A careful examination of practice in a group of districts in British Columbia, Canada, suggests that resource allocation practices are over-generalized. There are important differences in allocation policies among districts, which are related both to differences in norms or beliefs and to differences in district quality (Van Andel 69).
With respect to resource allocation in public school education generally, equity and excellence are usually treated as competing policy goals, poles apart. Funding schemes seek an equatorial band, which yields some of each. It seems that equity and excellence are not polar opposites but rather are like parallels of latitude, which can never meet. Consequently districts require allocation policies that promote two separate policy purposes, to be judged by two sets of criteria.
The information presented below comes from the findings of a study of ten British Columbia districts conducted by two of the authors (Coleman & LaRocque), and later work by Peter Coleman and colleagues on family contributions (Coleman, Collinge, & Tabin 95-105).

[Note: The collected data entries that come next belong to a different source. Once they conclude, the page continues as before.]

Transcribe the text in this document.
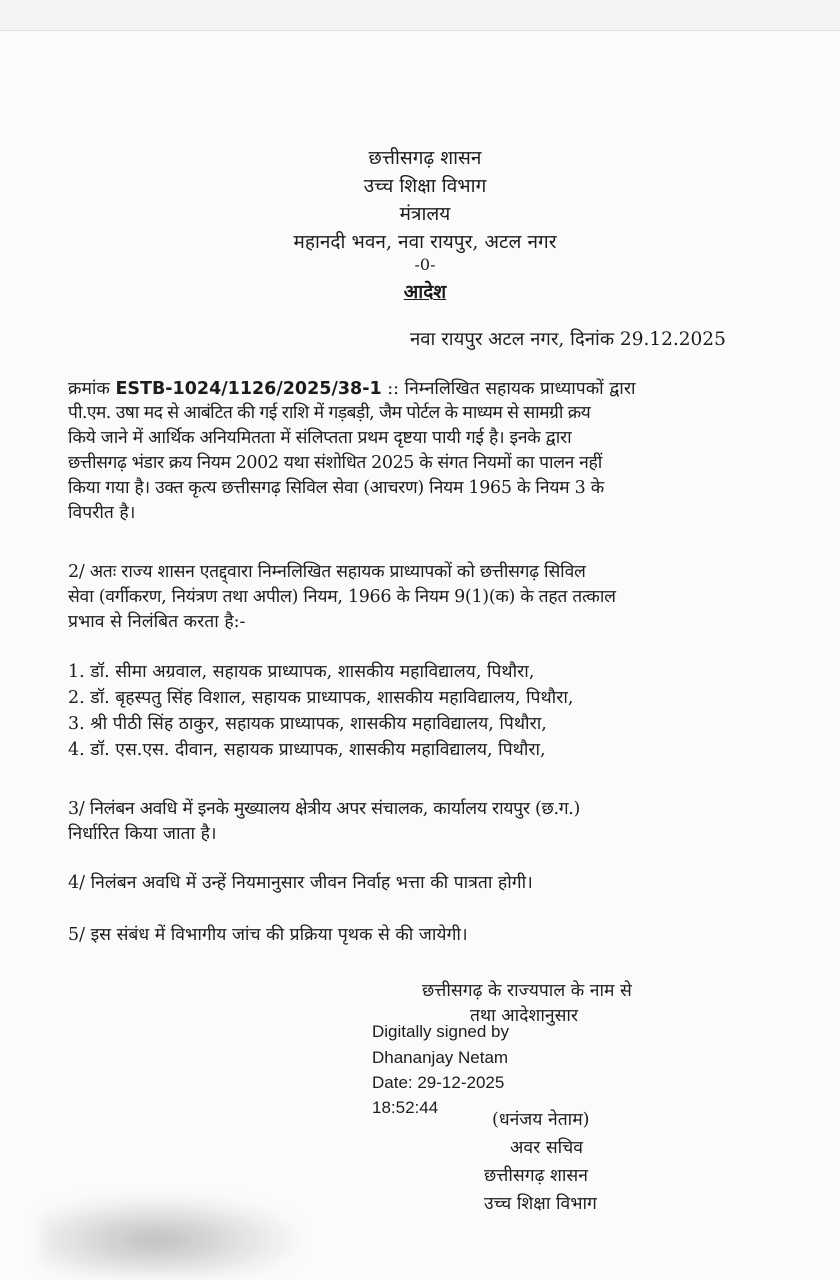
छत्तीसगढ़ शासन
उच्च शिक्षा विभाग
मंत्रालय
महानदी भवन, नवा रायपुर, अटल नगर
-0-
आदेश
नवा रायपुर अटल नगर, दिनांक 29.12.2025
क्रमांक ESTB-1024/1126/2025/38-1 :: निम्नलिखित सहायक प्राध्यापकों द्वारा
पी.एम. उषा मद से आबंटित की गई राशि में गड़बड़ी, जैम पोर्टल के माध्यम से सामग्री क्रय
किये जाने में आर्थिक अनियमितता में संलिप्तता प्रथम दृष्टया पायी गई है। इनके द्वारा
छत्तीसगढ़ भंडार क्रय नियम 2002 यथा संशोधित 2025 के संगत नियमों का पालन नहीं
किया गया है। उक्त कृत्य छत्तीसगढ़ सिविल सेवा (आचरण) नियम 1965 के नियम 3 के
विपरीत है।
2/ अतः राज्य शासन एतद्द्वारा निम्नलिखित सहायक प्राध्यापकों को छत्तीसगढ़ सिविल
सेवा (वर्गीकरण, नियंत्रण तथा अपील) नियम, 1966 के नियम 9(1)(क) के तहत तत्काल
प्रभाव से निलंबित करता है:-
1. डॉ. सीमा अग्रवाल, सहायक प्राध्यापक, शासकीय महाविद्यालय, पिथौरा,
2. डॉ. बृहस्पतु सिंह विशाल, सहायक प्राध्यापक, शासकीय महाविद्यालय, पिथौरा,
3. श्री पीठी सिंह ठाकुर, सहायक प्राध्यापक, शासकीय महाविद्यालय, पिथौरा,
4. डॉ. एस.एस. दीवान, सहायक प्राध्यापक, शासकीय महाविद्यालय, पिथौरा,
3/ निलंबन अवधि में इनके मुख्यालय क्षेत्रीय अपर संचालक, कार्यालय रायपुर (छ.ग.)
निर्धारित किया जाता है।
4/ निलंबन अवधि में उन्हें नियमानुसार जीवन निर्वाह भत्ता की पात्रता होगी।
5/ इस संबंध में विभागीय जांच की प्रक्रिया पृथक से की जायेगी।
छत्तीसगढ़ के राज्यपाल के नाम से
तथा आदेशानुसार
Digitally signed by
Dhananjay Netam
Date: 29-12-2025
18:52:44
(धनंजय नेताम)
अवर सचिव
छत्तीसगढ़ शासन
उच्च शिक्षा विभाग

Coleman and LaRocque examined district administrative norms and practices with regard to academic emphases, school accountability, management of change, eliciting professional commitment, parental involvement, and parental integration in instruction (23-27). Resource allocation was not a major focus of the study, yet the respondents, district and school administrators, discussed resource allocation issues throughout the interviews. More- and less-successful districts clearly differed in their approaches to resource allocation with respect to (a) the conceptualization of resources, (b) the decision-making process, and (c) the norms underlying resource allocation decisions (Coleman and LaRocque 34-38).
Significant changes in state and provincial funding of districts have been driven by such equity concerns. But student achievement levels remain strongly associated with family background variables. If equity is defined as achievement levels disassociated from family background, race, or ethnicity, there remain significant inequities in the United States and in Canada (Coleman et al. 104-107).
Some scholars have argued that inequities continue as a consequence of inadequate local implementation of federal mandates (Coleman et al. 109). However, the confusion between equality and equity is also important: School districts continue to allocate resources internally on the basis of equality, without adequate measures of need, resulting in inequity. Even equality of allocation, although intended, is rare in practice: Cuban shows that staff were allocated to schools randomly with respect to achievement levels in fifteen of the districts; in the others there were fewer teachers in schools with achievement deficits (How teachers taught 56).
Fiscal resources have been widely used in the United States to spur educational reform with respect to excellence. Educational expenditures in the United States rose by 21 percent after inflation between 1993 and 1998. Much of this money has gone to increasing teacher salaries. In Canada, there is less conviction about the utility of additional expenditures, and education spending adjusted for inflation has been flat during roughly the same period (National Working Commission 89). However, teacher salaries were about 15 percent higher in Canada before the U.S. increases, which have roughly equalized average salaries between the two countries.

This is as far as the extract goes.